La vieille dame -Décembre 2018

La bourse est une vieille, très vieille dame ; parfois elle visite, parfois même elle est indigne. ** Sa date de naissance est assez floue : on la situe au 13ème siècle quelque part en Italie,

puis à Venise en raison du trafic maritime international ; plus en avant encore, à Paris.

Sa vie a toujours été trépidante, sans vrais temps morts, hormis pendant les guerres et encore. Elle a tout connu ; l’époque des découvreurs, la folie des tulipes noires hollandaises, la naissance de l’Amérique, le triomphe de l’empire britannique avec le développement planétaire de Lloyds etc.

Il y eut aussi de graves atteintes à sa santé sans qu’elle n’en fût véritablement responsable. En coulisse, elle a effectivement un ennemi féroce, heureusement stupide : la politique. C’est la politique, par manque d’audace et de clairvoyance qui a provoqué la crise de 1929 ; c’est la politique encore par le repli sur soi de Reagan, qui tétanisa l’économie américaine – on ne peut d’ailleurs se remémorer cette période et ses effets sans songer à la politique de l’actuel occupant de la Maison Blanche – c’est encore la politique, cette fois-ci cupide, qui créa le désastre de 2008. Lehmann Brother pouvait aisément être sauvé mais l’exécutif voulait un bouc émissaire, ce qui entre parenthèses, faisait le beurre de ses concurrents et de financiers équivoques fourvoyés dans la politique.

L’affaire des surprimes faillit tuer à nouveau la vieille dame : heureusement qu’elle a une santé de fer ! il aurait pourtant fallu peu de directives pour empêcher ce désastre: recommander aux pauvres petits propriétaires de ne pas se laisser leurrer par du crédit facile, pourchasser ceux qui en faisaient leur business à la commission, réglementer avec une extrême sévérité les établissements « béatificateurs » qui transformaient des créances pourries en papiers internationaux recherchés, sans parler de l’incompétence crasse du gouverneur d’alors de la Banque européenne, cramponné à une politique de taux obsolète. La bourse, avec effarement assistait au massacre et s’en ressentait cruellement quelle que fût la qualité de ses composantes.

On peut d’ailleurs être déconcerté par la commémoration hypocrite de la période 2008-2009. C’est un épisode honteux qu’il conviendrait d’oublier en en tirant des leçons. Des manœuvres tendancieuses, on a en eu encore récemment sous forme de la mise en garde d’un gérant de portefeuilles britannique, assorti d’un broker qui, de but en blanc se mit à démolir le secteur du luxe et ses composantes : LVMH, Hermès, Kering et autre Prada. Sans être machiavélique, on ne peut s’empêcher de s’étonner de ce bicéphalisme en imaginant qu’avant d’affoler un secteur, le gérant a pu prendre certaines précautions dont la prise de positions en dérivés.

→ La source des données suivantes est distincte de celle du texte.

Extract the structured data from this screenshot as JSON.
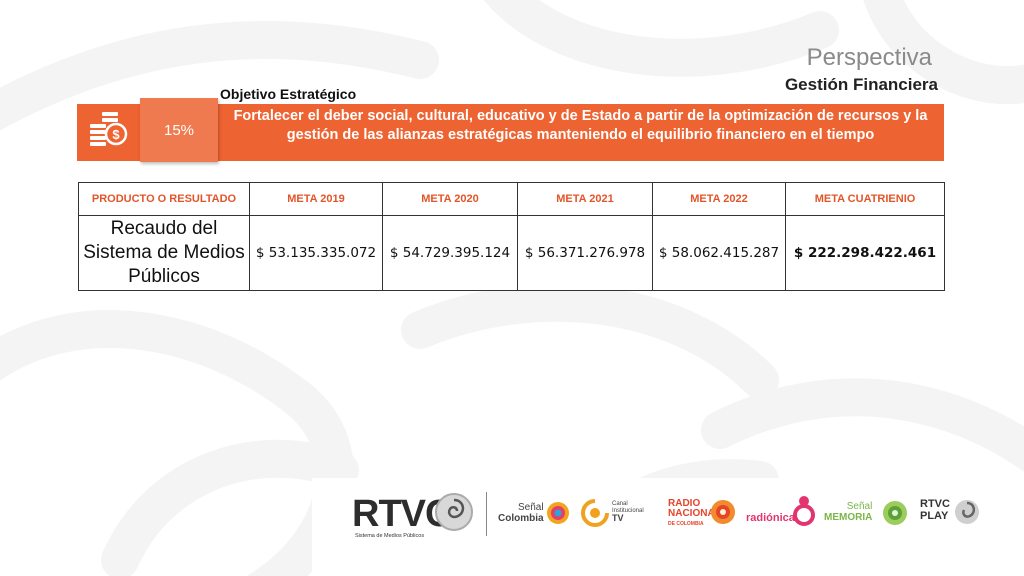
{
  "header": {
    "title": "Perspectiva",
    "subtitle": "Gestión Financiera"
  },
  "objective": {
    "label": "Objetivo Estratégico",
    "percent": "15%",
    "text": "Fortalecer el deber social, cultural, educativo y de Estado a partir de la optimización de recursos  y  la gestión de las alianzas estratégicas manteniendo el equilibrio financiero en el tiempo"
  },
  "table": {
    "headers": [
      "PRODUCTO O RESULTADO",
      "META 2019",
      "META 2020",
      "META 2021",
      "META 2022",
      "META CUATRIENIO"
    ],
    "row": {
      "product": "Recaudo del Sistema de Medios Públicos",
      "values": [
        "$ 53.135.335.072",
        "$ 54.729.395.124",
        "$ 56.371.276.978",
        "$ 58.062.415.287",
        "$ 222.298.422.461"
      ]
    }
  },
  "logos": {
    "rtvc": "RTVC",
    "rtvc_sub": "Sistema de Medios Públicos",
    "senal_colombia": [
      "Señal",
      "Colombia"
    ],
    "canal_institucional": [
      "Canal",
      "Institucional",
      "TV"
    ],
    "radio_nacional": [
      "RADIO",
      "NACIONAL",
      "DE COLOMBIA"
    ],
    "radionica": "radiónica",
    "senal_memoria": [
      "Señal",
      "MEMORIA"
    ],
    "rtvc_play": [
      "RTVC",
      "PLAY"
    ]
  },
  "colors": {
    "banner": "#ee6332",
    "percent_box": "#f07a4f",
    "header_text": "#e2552a"
  },
  "icons": [
    "coins-dollar-icon",
    "rtvc-spiral-icon",
    "senal-colombia-icon",
    "canal-institucional-icon",
    "radio-nacional-icon",
    "radionica-icon",
    "senal-memoria-icon",
    "rtvc-play-icon"
  ]
}
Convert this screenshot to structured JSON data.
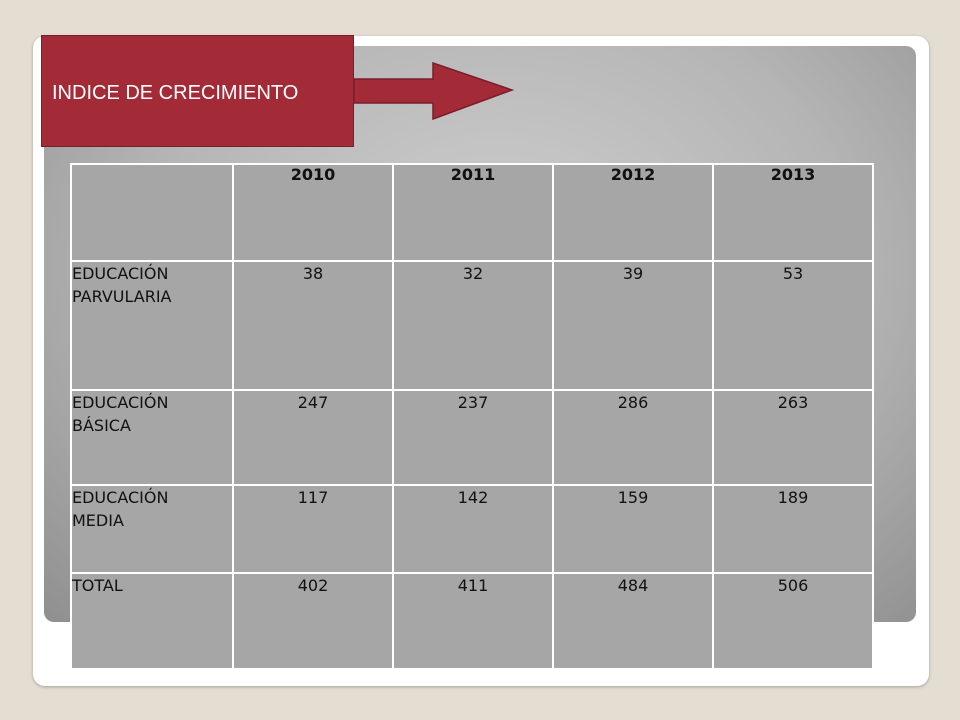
{
  "slide": {
    "title": "INDICE DE CRECIMIENTO",
    "colors": {
      "title_box": "#a32b37",
      "table_cell": "#a6a6a6",
      "background": "#e4ddd2"
    },
    "icon": "right-arrow-icon"
  },
  "table": {
    "corner": "",
    "years": [
      "2010",
      "2011",
      "2012",
      "2013"
    ],
    "rows": [
      {
        "label_line1": "EDUCACIÓN",
        "label_line2": "PARVULARIA",
        "values": [
          "38",
          "32",
          "39",
          "53"
        ]
      },
      {
        "label_line1": "EDUCACIÓN",
        "label_line2": "BÁSICA",
        "values": [
          "247",
          "237",
          "286",
          "263"
        ]
      },
      {
        "label_line1": "EDUCACIÓN",
        "label_line2": "MEDIA",
        "values": [
          "117",
          "142",
          "159",
          "189"
        ]
      },
      {
        "label_line1": "TOTAL",
        "label_line2": "",
        "values": [
          "402",
          "411",
          "484",
          "506"
        ]
      }
    ]
  }
}
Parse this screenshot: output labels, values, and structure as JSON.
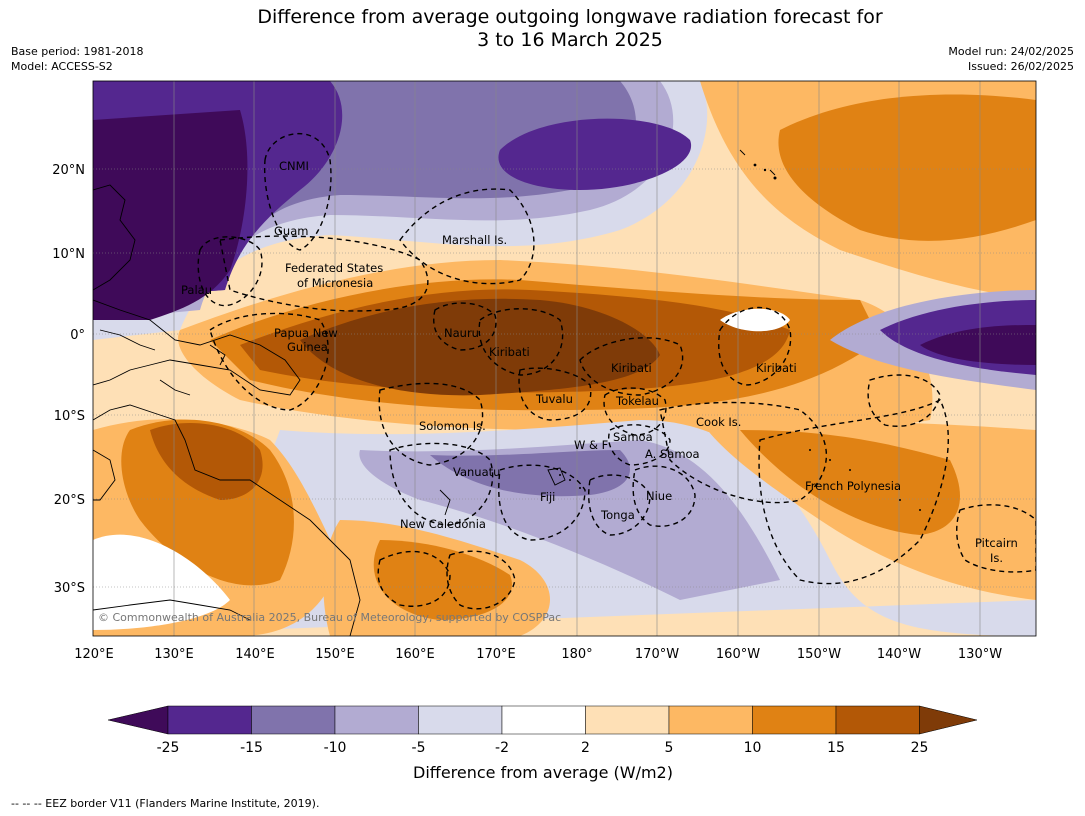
{
  "header": {
    "title_line1": "Difference from average outgoing longwave radiation forecast for",
    "title_line2": "3 to 16 March 2025",
    "base_period": "Base period: 1981-2018",
    "model": "Model: ACCESS-S2",
    "model_run": "Model run: 24/02/2025",
    "issued": "Issued: 26/02/2025"
  },
  "map": {
    "lon_ticks": [
      "120°E",
      "130°E",
      "140°E",
      "150°E",
      "160°E",
      "170°E",
      "180°",
      "170°W",
      "160°W",
      "150°W",
      "140°W",
      "130°W"
    ],
    "lat_ticks": [
      "20°N",
      "10°N",
      "0°",
      "10°S",
      "20°S",
      "30°S"
    ],
    "copyright": "© Commonwealth of Australia 2025, Bureau of Meteorology, supported by COSPPac",
    "place_labels": [
      "CNMI",
      "Guam",
      "Marshall Is.",
      "Federated States",
      "of Micronesia",
      "Palau",
      "Papua New",
      "Guinea",
      "Nauru",
      "Kiribati",
      "Kiribati",
      "Kiribati",
      "Tuvalu",
      "Tokelau",
      "Solomon Is.",
      "Cook Is.",
      "Samoa",
      "W & F",
      "A. Samoa",
      "Vanuatu",
      "Fiji",
      "Niue",
      "Tonga",
      "French Polynesia",
      "New Caledonia",
      "Pitcairn",
      "Is."
    ]
  },
  "colorbar": {
    "ticks": [
      "-25",
      "-15",
      "-10",
      "-5",
      "-2",
      "2",
      "5",
      "10",
      "15",
      "25"
    ],
    "colors": [
      "#3f0a59",
      "#54278f",
      "#8073ac",
      "#b2abd2",
      "#d8daeb",
      "#ffffff",
      "#fee0b6",
      "#fdb863",
      "#e08214",
      "#b35806",
      "#7f3b08"
    ],
    "title": "Difference from average (W/m2)"
  },
  "footnote": "--  --  -- EEZ border V11 (Flanders Marine Institute, 2019)."
}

Ces dérivés justement, sont autant d’enfants conçus dans le dos de la vieille dame. Ils n’ont rien à faire avec une bourse classique, leur croissance exponentielle faisant les choux gras des seuls émetteurs avides de commissions, mais irresponsables vis-à-vis des catastrophes qu’ils vont engendrer.

Lorsque cela arrivera, la vieille dame sera fortement commotionnée, demeurera étourdie pendant une longue période avant de recouvrer finalement ses esprits, comme à son accoutumée. En attendant, pour l’année 2018, elle l’achève avec des ecchymoses à l’âme, moins pour des raisons économiques qu’en vertu de l’atmosphère lourde et délétère distillée à nouveau par des politiciens incapables, voire dangereusement imprévisibles, que ce soient l’escogriffe de la Côte-Est, une chancelière qui s’achemine vers la sortie ou une pitoyable premier-ministre britannique qui se débat dans l’héritage marécageux de son prédécesseur.

Il n’y a guère que le Président français, peu soucieux des sondages, qui entreprend un patient travail en profondeur de remise sur rails de l’économie. L’antagonisme entre la politique et la vieille dame est essentiellement dû au don d’anticipation de cette dernière. Elle décèle les frémissements de l’économie et anticipe dans le sens positif ou négatif ce qui en résultera à moyen terme. La politique, arrogante et boursouflée, n’apprécie pas ce « commandeur » de l’ombre et cherche parfois à le museler, sans succès dans la durée, hormis de violents accès de colère de l’intéressée !

**Avec l’aimable contribution de F.Dürrenmatt et R.Allio.